Edited version of the remarks follow:
"Reciprocating the timely surge of Tamil Nadu support, the LTTE leader has unequivocally reasserted the natural friendship between Eezham Tamils and India.
"The Indian leadership has to grasp the timely gesture and do the needful to keep its south fortified against the current intrigues of geopolitics. The spineless policy of loosing the natural allies by yielding to habitual blackmailers will only jeopardize Indian security eternally.
"The picture emerging from the news and deductive analysis of the Mumbai carnage negates any background of Hindu – Muslim animosities inside India, but points to a conspiracy of international dimensions to put India under a particular situation.
"Even though it is premature to say who wanted the situation, obviously what is at the core is an international phenomenon simulated by the global structure of our times.
"The world Establishment has conditioned the masses by the use of terms ‘terrorism’ and ‘war on terrorism’, but academically we are yet to be introduced with satisfactory terms to describe the phenomenon. However, no one disagrees that it is a coin having two sides.
"All indications at the moment, including what Mr. Obama foresees, make us anticipate that Afghanistan, the land of the geographical hub Pamir Knot, is also going to be the hub of tension resulting from a ‘world at war’ trial.
"It may not be possible for India to escape the vortex unless it adopts a regional and global policy of its own, rather than being carried away, and asserts to its rightful leadership as a country of one sixth of humanity.
"A vigorous domestic policy of strengthening democracy meaningful to the people of India and an international outlook sympathetic to the oppressed will go a long way to India in this respect.
"The international phenomenon of security is an altogether different issue and shouldn’t be mixed up with the national question in the south of India.
"A scrutiny of the history of security perils faced by India would show that the Eezham Tamil national question and the militant struggle of Tamils in the island of Sri Lanka, was never an international conspiracy against India. For that matter the struggle was not an international challenge to any other country either, for India or the International Community to brand it as international terrorism.
"On the contrary, it is the Eezham Tamils who are the victims of terror committed on them internationally.
"It is not the Eezham Tamils or the LTTE militants who have ever dragged India into any international complications. But the policy of the Sri Lankan state right from its inception was aiming to discredit India internationally. The story goes back to the times of the Bandung Conference of 1950s.
"Sri Lanka in the last six decades played every possible international card against India: America, Britain, China, Pakistan, Israel, South Africa and now there are a host of others.
"The Sri Lankan paranoia about India is historical and there is no cure for it whatever measures of appeasement India may undertake.
"It will be there as long as Tamils live in this island, and even if all of them are killed also it will continue."

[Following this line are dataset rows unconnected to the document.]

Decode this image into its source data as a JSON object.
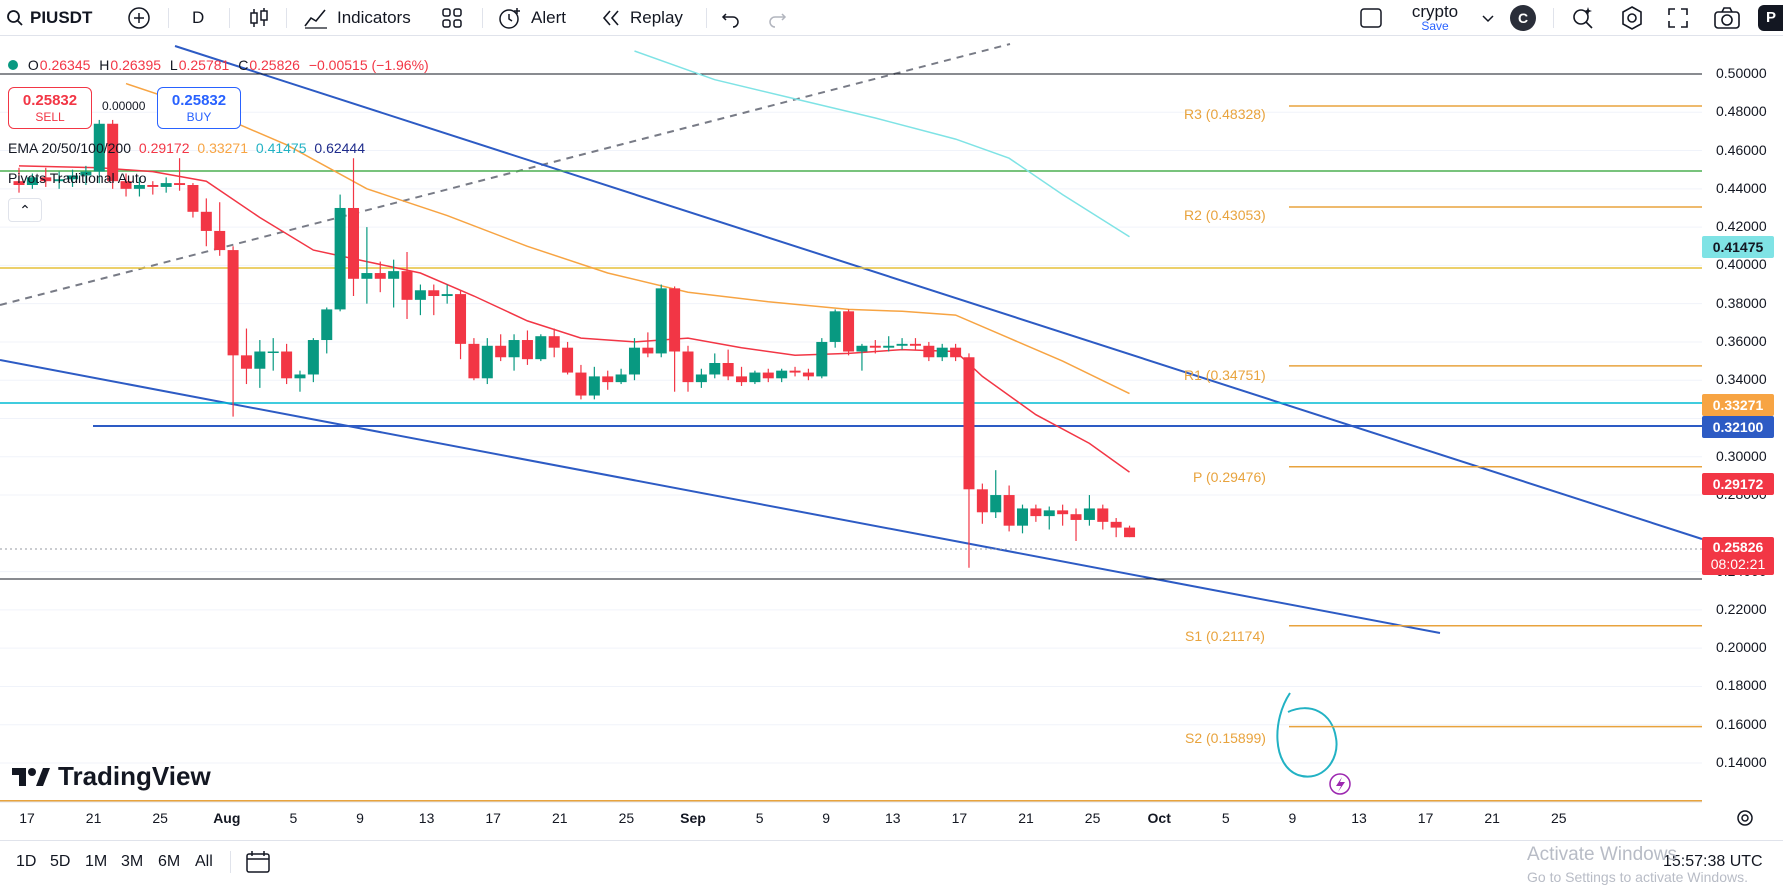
{
  "toolbar": {
    "symbol": "PIUSDT",
    "interval": "D",
    "indicators_label": "Indicators",
    "alert_label": "Alert",
    "replay_label": "Replay",
    "layout_name": "crypto",
    "layout_save": "Save",
    "avatar_letter": "C",
    "publish_label": "P"
  },
  "legend": {
    "open_label": "O",
    "open": "0.26345",
    "high_label": "H",
    "high": "0.26395",
    "low_label": "L",
    "low": "0.25781",
    "close_label": "C",
    "close": "0.25826",
    "change": "−0.00515 (−1.96%)",
    "sell_price": "0.25832",
    "sell_label": "SELL",
    "spread": "0.00000",
    "buy_price": "0.25832",
    "buy_label": "BUY",
    "ema_label": "EMA 20/50/100/200",
    "ema20": "0.29172",
    "ema50": "0.33271",
    "ema100": "0.41475",
    "ema200": "0.62444",
    "pivots_label": "Pivots Traditional Auto"
  },
  "colors": {
    "up": "#089981",
    "down": "#f23645",
    "ema20": "#f23645",
    "ema50": "#f7a443",
    "ema100": "#7fe3e5",
    "ema200": "#1e2b8b",
    "pivot": "#e8a33d",
    "trendline": "#2d5bc4"
  },
  "pivots": {
    "r3": "R3 (0.48328)",
    "r2": "R2 (0.43053)",
    "r1": "R1 (0.34751)",
    "p": "P (0.29476)",
    "s1": "S1 (0.21174)",
    "s2": "S2 (0.15899)"
  },
  "price_tags": {
    "ema100": "0.41475",
    "ema50": "0.33271",
    "level": "0.32100",
    "ema20": "0.29172",
    "last": "0.25826",
    "countdown": "08:02:21"
  },
  "price_axis": [
    "0.50000",
    "0.48000",
    "0.46000",
    "0.44000",
    "0.42000",
    "0.40000",
    "0.38000",
    "0.36000",
    "0.34000",
    "0.32000",
    "0.30000",
    "0.28000",
    "0.24000",
    "0.22000",
    "0.20000",
    "0.18000",
    "0.16000",
    "0.14000"
  ],
  "time_axis": [
    "17",
    "21",
    "25",
    "Aug",
    "5",
    "9",
    "13",
    "17",
    "21",
    "25",
    "Sep",
    "5",
    "9",
    "13",
    "17",
    "21",
    "25",
    "Oct",
    "5",
    "9",
    "13",
    "17",
    "21",
    "25"
  ],
  "chart_data": {
    "type": "candlestick",
    "symbol": "PIUSDT",
    "interval": "D",
    "ylim": [
      0.13,
      0.505
    ],
    "candles": [
      {
        "o": 0.444,
        "h": 0.451,
        "l": 0.438,
        "c": 0.442
      },
      {
        "o": 0.442,
        "h": 0.448,
        "l": 0.44,
        "c": 0.446
      },
      {
        "o": 0.446,
        "h": 0.451,
        "l": 0.441,
        "c": 0.444
      },
      {
        "o": 0.444,
        "h": 0.449,
        "l": 0.44,
        "c": 0.445
      },
      {
        "o": 0.445,
        "h": 0.45,
        "l": 0.441,
        "c": 0.447
      },
      {
        "o": 0.447,
        "h": 0.452,
        "l": 0.442,
        "c": 0.449
      },
      {
        "o": 0.449,
        "h": 0.476,
        "l": 0.443,
        "c": 0.474
      },
      {
        "o": 0.474,
        "h": 0.476,
        "l": 0.44,
        "c": 0.444
      },
      {
        "o": 0.444,
        "h": 0.448,
        "l": 0.436,
        "c": 0.44
      },
      {
        "o": 0.44,
        "h": 0.446,
        "l": 0.436,
        "c": 0.442
      },
      {
        "o": 0.442,
        "h": 0.444,
        "l": 0.437,
        "c": 0.441
      },
      {
        "o": 0.441,
        "h": 0.446,
        "l": 0.438,
        "c": 0.443
      },
      {
        "o": 0.443,
        "h": 0.456,
        "l": 0.439,
        "c": 0.442
      },
      {
        "o": 0.442,
        "h": 0.443,
        "l": 0.425,
        "c": 0.428
      },
      {
        "o": 0.428,
        "h": 0.435,
        "l": 0.41,
        "c": 0.418
      },
      {
        "o": 0.418,
        "h": 0.433,
        "l": 0.405,
        "c": 0.408
      },
      {
        "o": 0.408,
        "h": 0.41,
        "l": 0.321,
        "c": 0.353
      },
      {
        "o": 0.353,
        "h": 0.367,
        "l": 0.338,
        "c": 0.346
      },
      {
        "o": 0.346,
        "h": 0.361,
        "l": 0.336,
        "c": 0.355
      },
      {
        "o": 0.355,
        "h": 0.362,
        "l": 0.345,
        "c": 0.355
      },
      {
        "o": 0.355,
        "h": 0.359,
        "l": 0.338,
        "c": 0.341
      },
      {
        "o": 0.341,
        "h": 0.345,
        "l": 0.334,
        "c": 0.343
      },
      {
        "o": 0.343,
        "h": 0.362,
        "l": 0.339,
        "c": 0.361
      },
      {
        "o": 0.361,
        "h": 0.378,
        "l": 0.354,
        "c": 0.377
      },
      {
        "o": 0.377,
        "h": 0.437,
        "l": 0.376,
        "c": 0.43
      },
      {
        "o": 0.43,
        "h": 0.456,
        "l": 0.384,
        "c": 0.393
      },
      {
        "o": 0.393,
        "h": 0.42,
        "l": 0.38,
        "c": 0.396
      },
      {
        "o": 0.396,
        "h": 0.402,
        "l": 0.386,
        "c": 0.393
      },
      {
        "o": 0.393,
        "h": 0.403,
        "l": 0.378,
        "c": 0.397
      },
      {
        "o": 0.397,
        "h": 0.407,
        "l": 0.372,
        "c": 0.382
      },
      {
        "o": 0.382,
        "h": 0.39,
        "l": 0.374,
        "c": 0.387
      },
      {
        "o": 0.387,
        "h": 0.39,
        "l": 0.374,
        "c": 0.384
      },
      {
        "o": 0.384,
        "h": 0.39,
        "l": 0.38,
        "c": 0.385
      },
      {
        "o": 0.385,
        "h": 0.387,
        "l": 0.351,
        "c": 0.359
      },
      {
        "o": 0.359,
        "h": 0.362,
        "l": 0.34,
        "c": 0.341
      },
      {
        "o": 0.341,
        "h": 0.362,
        "l": 0.338,
        "c": 0.358
      },
      {
        "o": 0.358,
        "h": 0.364,
        "l": 0.35,
        "c": 0.352
      },
      {
        "o": 0.352,
        "h": 0.364,
        "l": 0.345,
        "c": 0.361
      },
      {
        "o": 0.361,
        "h": 0.366,
        "l": 0.348,
        "c": 0.351
      },
      {
        "o": 0.351,
        "h": 0.364,
        "l": 0.35,
        "c": 0.363
      },
      {
        "o": 0.363,
        "h": 0.367,
        "l": 0.352,
        "c": 0.357
      },
      {
        "o": 0.357,
        "h": 0.36,
        "l": 0.343,
        "c": 0.344
      },
      {
        "o": 0.344,
        "h": 0.348,
        "l": 0.33,
        "c": 0.332
      },
      {
        "o": 0.332,
        "h": 0.347,
        "l": 0.33,
        "c": 0.342
      },
      {
        "o": 0.342,
        "h": 0.345,
        "l": 0.335,
        "c": 0.339
      },
      {
        "o": 0.339,
        "h": 0.346,
        "l": 0.338,
        "c": 0.343
      },
      {
        "o": 0.343,
        "h": 0.362,
        "l": 0.34,
        "c": 0.357
      },
      {
        "o": 0.357,
        "h": 0.365,
        "l": 0.352,
        "c": 0.354
      },
      {
        "o": 0.354,
        "h": 0.39,
        "l": 0.352,
        "c": 0.388
      },
      {
        "o": 0.388,
        "h": 0.389,
        "l": 0.334,
        "c": 0.355
      },
      {
        "o": 0.355,
        "h": 0.358,
        "l": 0.334,
        "c": 0.339
      },
      {
        "o": 0.339,
        "h": 0.346,
        "l": 0.336,
        "c": 0.343
      },
      {
        "o": 0.343,
        "h": 0.354,
        "l": 0.341,
        "c": 0.349
      },
      {
        "o": 0.349,
        "h": 0.356,
        "l": 0.34,
        "c": 0.342
      },
      {
        "o": 0.342,
        "h": 0.347,
        "l": 0.337,
        "c": 0.339
      },
      {
        "o": 0.339,
        "h": 0.345,
        "l": 0.338,
        "c": 0.344
      },
      {
        "o": 0.344,
        "h": 0.346,
        "l": 0.339,
        "c": 0.341
      },
      {
        "o": 0.341,
        "h": 0.346,
        "l": 0.339,
        "c": 0.345
      },
      {
        "o": 0.345,
        "h": 0.347,
        "l": 0.342,
        "c": 0.344
      },
      {
        "o": 0.344,
        "h": 0.346,
        "l": 0.34,
        "c": 0.342
      },
      {
        "o": 0.342,
        "h": 0.362,
        "l": 0.341,
        "c": 0.36
      },
      {
        "o": 0.36,
        "h": 0.377,
        "l": 0.357,
        "c": 0.376
      },
      {
        "o": 0.376,
        "h": 0.377,
        "l": 0.353,
        "c": 0.355
      },
      {
        "o": 0.355,
        "h": 0.359,
        "l": 0.345,
        "c": 0.358
      },
      {
        "o": 0.358,
        "h": 0.361,
        "l": 0.354,
        "c": 0.357
      },
      {
        "o": 0.357,
        "h": 0.363,
        "l": 0.355,
        "c": 0.358
      },
      {
        "o": 0.358,
        "h": 0.362,
        "l": 0.356,
        "c": 0.359
      },
      {
        "o": 0.359,
        "h": 0.362,
        "l": 0.356,
        "c": 0.358
      },
      {
        "o": 0.358,
        "h": 0.36,
        "l": 0.35,
        "c": 0.352
      },
      {
        "o": 0.352,
        "h": 0.359,
        "l": 0.35,
        "c": 0.357
      },
      {
        "o": 0.357,
        "h": 0.359,
        "l": 0.35,
        "c": 0.352
      },
      {
        "o": 0.352,
        "h": 0.354,
        "l": 0.242,
        "c": 0.283
      },
      {
        "o": 0.283,
        "h": 0.286,
        "l": 0.265,
        "c": 0.271
      },
      {
        "o": 0.271,
        "h": 0.293,
        "l": 0.268,
        "c": 0.28
      },
      {
        "o": 0.28,
        "h": 0.285,
        "l": 0.261,
        "c": 0.264
      },
      {
        "o": 0.264,
        "h": 0.275,
        "l": 0.26,
        "c": 0.273
      },
      {
        "o": 0.273,
        "h": 0.275,
        "l": 0.266,
        "c": 0.269
      },
      {
        "o": 0.269,
        "h": 0.274,
        "l": 0.262,
        "c": 0.272
      },
      {
        "o": 0.272,
        "h": 0.275,
        "l": 0.264,
        "c": 0.27
      },
      {
        "o": 0.27,
        "h": 0.273,
        "l": 0.256,
        "c": 0.267
      },
      {
        "o": 0.267,
        "h": 0.28,
        "l": 0.264,
        "c": 0.273
      },
      {
        "o": 0.273,
        "h": 0.275,
        "l": 0.262,
        "c": 0.266
      },
      {
        "o": 0.266,
        "h": 0.268,
        "l": 0.258,
        "c": 0.263
      },
      {
        "o": 0.263,
        "h": 0.264,
        "l": 0.258,
        "c": 0.258
      }
    ],
    "ema20": [
      [
        0,
        0.452
      ],
      [
        6,
        0.451
      ],
      [
        10,
        0.449
      ],
      [
        14,
        0.444
      ],
      [
        18,
        0.425
      ],
      [
        22,
        0.408
      ],
      [
        26,
        0.402
      ],
      [
        30,
        0.396
      ],
      [
        34,
        0.384
      ],
      [
        38,
        0.371
      ],
      [
        42,
        0.362
      ],
      [
        46,
        0.36
      ],
      [
        50,
        0.362
      ],
      [
        54,
        0.357
      ],
      [
        58,
        0.353
      ],
      [
        62,
        0.354
      ],
      [
        66,
        0.356
      ],
      [
        70,
        0.355
      ],
      [
        72,
        0.342
      ],
      [
        76,
        0.322
      ],
      [
        80,
        0.307
      ],
      [
        83,
        0.292
      ]
    ],
    "ema50": [
      [
        8,
        0.495
      ],
      [
        14,
        0.481
      ],
      [
        20,
        0.463
      ],
      [
        26,
        0.44
      ],
      [
        32,
        0.426
      ],
      [
        38,
        0.41
      ],
      [
        44,
        0.396
      ],
      [
        50,
        0.386
      ],
      [
        56,
        0.381
      ],
      [
        62,
        0.377
      ],
      [
        66,
        0.376
      ],
      [
        70,
        0.374
      ],
      [
        74,
        0.362
      ],
      [
        78,
        0.35
      ],
      [
        83,
        0.333
      ]
    ],
    "ema100": [
      [
        46,
        0.512
      ],
      [
        52,
        0.497
      ],
      [
        58,
        0.487
      ],
      [
        64,
        0.477
      ],
      [
        70,
        0.466
      ],
      [
        74,
        0.456
      ],
      [
        78,
        0.437
      ],
      [
        83,
        0.415
      ]
    ],
    "pivot_levels": {
      "R3": 0.48328,
      "R2": 0.43053,
      "R1": 0.34751,
      "P": 0.29476,
      "S1": 0.21174,
      "S2": 0.15899
    },
    "horizontal_levels": [
      0.504,
      0.455,
      0.405,
      0.3327,
      0.321,
      0.2405
    ],
    "last_price": 0.25826
  }
}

In the past, through a historical process, a remedy was evolved to resolve the problem and that was a Tamil Kingdom to exist as a buffer between the sub-continent and the Sinhalese sovereignty. The buffer has been disturbed in the colonial times.
The historical remedy of having an Eezham Tamil nation as a buffer needs to be seriously considered by India, the Sinhalese and the International Community to avert a dangerous security situation in the south and to the benefit of everyone.